Стараясь разгадать затянувшееся молчание вице-короля, придворный спросил, не наказать ли нерадивых тюремщиков, из-за которых злоумышленник получил возможность писать стихи, и не запретить ли ему под страхом суровой кары подобное сочинительство?
Граф Лемос приходил в хорошее настроение, когда оказывался умнее своих советчиков.
— И тем лишиться возможности прочитать нечто столь же поучительное? Как иначе узнали бы мы, что человек, прозываемый Кампанеллой, воображает себя настолько сильным, что угрожает мне и произносит эти угрозы не только от собственного имени, но и от имени бога? Ну а чтобы утверждать, что мои чиновники постараются извлечь из заговора выгоду, не надо быть пророком. Никакой выгоды они не извлекут, если не дознаются, что дает ему смелость так угрожать…
Да, сонет действительно написал Кампанелла. Вскоре после того, как немного огляделся в Кастель Нуово, раздобыл обрывки пергамента, перо, чернила. Он не прятал сонета и только для вида сокрушался, когда написанное отобрал надзиратель. Начальные строки сонета слово в слово совпадали с тем, что Кампанелла уже говорил на допросах и намерен повторять впредь. Заговора нет и не было! Его придумали испанские чиновники! Если кто-нибудь из заключенных до того, как попал в Кастель Нуово, дал другие показания, они вырваны пыткой. Им не следует верить. Судьи уже слышали это в его ответах, читали в его письменных показаниях, пусть прочитают в стихах, написанных как бы для себя самого. Пусть слова о том, что заговора не было, прозвучат еще раз, подкрепленные стихотворным ритмом и рифмой. Веско и безусловно. Сонет предназначался не только судьям, но и товарищам. Пусть повторяют его, пока не заучат. Пусть вспомнят, когда у них будут вырывать ответ. Не было заговора! Не было заговора! Не было! Написав об отмщении — божественном и человеческом, — тем, кто осмелится пролить кровь праведников, Кампанелла хотел зачеркнуть эти строки — воинственный конец плохо вязался с началом сонета. Зачеркивать? Чего ради? Пусть знают: мы уверены, что невиновны, мы настолько уверены, что считаем и бога и людей своими защитниками, и неизбежной полагаем грозную кару тому, кто прольет нашу кровь. Кампанелла был доволен сонетом. Он напомнит тем, кому нужно напомнить, чего держаться на допросах. Еще раз кратко и сжато повторит формулу защиты. Подбодрит одних и, как знать, может быть, устрашит других.

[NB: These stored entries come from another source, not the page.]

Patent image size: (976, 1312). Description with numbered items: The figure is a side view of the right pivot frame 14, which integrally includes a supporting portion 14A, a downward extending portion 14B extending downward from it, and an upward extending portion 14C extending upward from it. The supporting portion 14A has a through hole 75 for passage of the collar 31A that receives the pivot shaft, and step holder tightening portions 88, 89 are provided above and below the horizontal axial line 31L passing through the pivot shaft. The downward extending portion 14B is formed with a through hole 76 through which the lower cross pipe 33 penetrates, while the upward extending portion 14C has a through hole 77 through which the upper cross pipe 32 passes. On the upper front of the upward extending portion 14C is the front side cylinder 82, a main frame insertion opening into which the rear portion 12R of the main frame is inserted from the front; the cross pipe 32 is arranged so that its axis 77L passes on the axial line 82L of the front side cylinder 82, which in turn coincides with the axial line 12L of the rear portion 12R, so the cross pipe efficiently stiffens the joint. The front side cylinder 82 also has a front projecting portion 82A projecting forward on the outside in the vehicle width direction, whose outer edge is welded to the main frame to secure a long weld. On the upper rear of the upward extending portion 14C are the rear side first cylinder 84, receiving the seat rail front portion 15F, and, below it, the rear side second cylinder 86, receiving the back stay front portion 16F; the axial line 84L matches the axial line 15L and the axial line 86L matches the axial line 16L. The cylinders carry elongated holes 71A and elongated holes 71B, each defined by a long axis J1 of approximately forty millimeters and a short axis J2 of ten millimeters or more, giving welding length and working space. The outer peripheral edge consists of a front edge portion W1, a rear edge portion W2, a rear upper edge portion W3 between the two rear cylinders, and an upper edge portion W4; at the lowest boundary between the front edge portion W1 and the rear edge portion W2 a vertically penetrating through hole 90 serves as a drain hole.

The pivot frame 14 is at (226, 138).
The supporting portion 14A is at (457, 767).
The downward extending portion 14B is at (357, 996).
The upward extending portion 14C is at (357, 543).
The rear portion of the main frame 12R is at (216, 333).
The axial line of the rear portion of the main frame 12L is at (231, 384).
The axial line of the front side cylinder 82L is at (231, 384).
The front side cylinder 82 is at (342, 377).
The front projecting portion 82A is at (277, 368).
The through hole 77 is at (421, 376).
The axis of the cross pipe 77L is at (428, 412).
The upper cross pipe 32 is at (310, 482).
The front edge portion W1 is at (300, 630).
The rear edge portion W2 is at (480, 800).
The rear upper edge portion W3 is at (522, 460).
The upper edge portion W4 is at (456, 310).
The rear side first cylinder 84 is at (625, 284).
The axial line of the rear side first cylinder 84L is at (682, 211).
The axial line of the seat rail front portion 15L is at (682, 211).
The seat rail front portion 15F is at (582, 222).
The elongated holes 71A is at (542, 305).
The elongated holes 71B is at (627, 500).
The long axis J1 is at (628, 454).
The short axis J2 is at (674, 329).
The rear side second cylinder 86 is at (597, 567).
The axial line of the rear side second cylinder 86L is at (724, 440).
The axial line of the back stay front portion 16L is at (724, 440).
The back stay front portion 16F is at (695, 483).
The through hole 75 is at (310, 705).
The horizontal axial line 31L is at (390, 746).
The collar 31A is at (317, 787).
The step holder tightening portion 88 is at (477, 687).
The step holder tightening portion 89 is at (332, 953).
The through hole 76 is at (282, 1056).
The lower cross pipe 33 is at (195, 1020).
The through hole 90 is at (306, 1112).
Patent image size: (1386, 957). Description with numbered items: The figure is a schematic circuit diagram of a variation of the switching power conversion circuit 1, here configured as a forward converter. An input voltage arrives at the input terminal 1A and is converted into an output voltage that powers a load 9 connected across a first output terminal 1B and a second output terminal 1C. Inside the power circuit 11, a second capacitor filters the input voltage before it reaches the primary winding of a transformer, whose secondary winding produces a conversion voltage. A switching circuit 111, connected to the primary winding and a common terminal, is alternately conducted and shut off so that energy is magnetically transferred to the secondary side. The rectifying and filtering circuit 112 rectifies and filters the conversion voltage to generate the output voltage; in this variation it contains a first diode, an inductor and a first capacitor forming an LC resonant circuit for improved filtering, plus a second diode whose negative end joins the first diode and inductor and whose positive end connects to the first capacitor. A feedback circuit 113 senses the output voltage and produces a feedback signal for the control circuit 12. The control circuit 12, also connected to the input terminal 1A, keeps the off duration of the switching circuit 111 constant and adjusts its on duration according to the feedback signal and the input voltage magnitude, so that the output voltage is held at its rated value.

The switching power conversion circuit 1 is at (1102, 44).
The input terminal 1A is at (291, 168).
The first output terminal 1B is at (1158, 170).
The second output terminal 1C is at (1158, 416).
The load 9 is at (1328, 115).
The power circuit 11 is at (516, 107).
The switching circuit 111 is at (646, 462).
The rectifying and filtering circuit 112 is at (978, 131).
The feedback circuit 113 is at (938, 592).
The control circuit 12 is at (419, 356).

Среди однообразно-унылых дней в тюрьме день, когда был написан сонет, Кампанелла мог бы отметить, по обычаю древних, белым камешком — он не пропал впустую в череде других. А вице-король вечером, отходя ко сну, припомнил стихотворение крамольника. «Сонет не слишком совершенен», — подумал он, и в этой мысли было нечто утешительное. Вслед за тем он позвал слугу и сказал, что с завтрашнего дня будет надевать под парадное платье кольчугу толедской работы.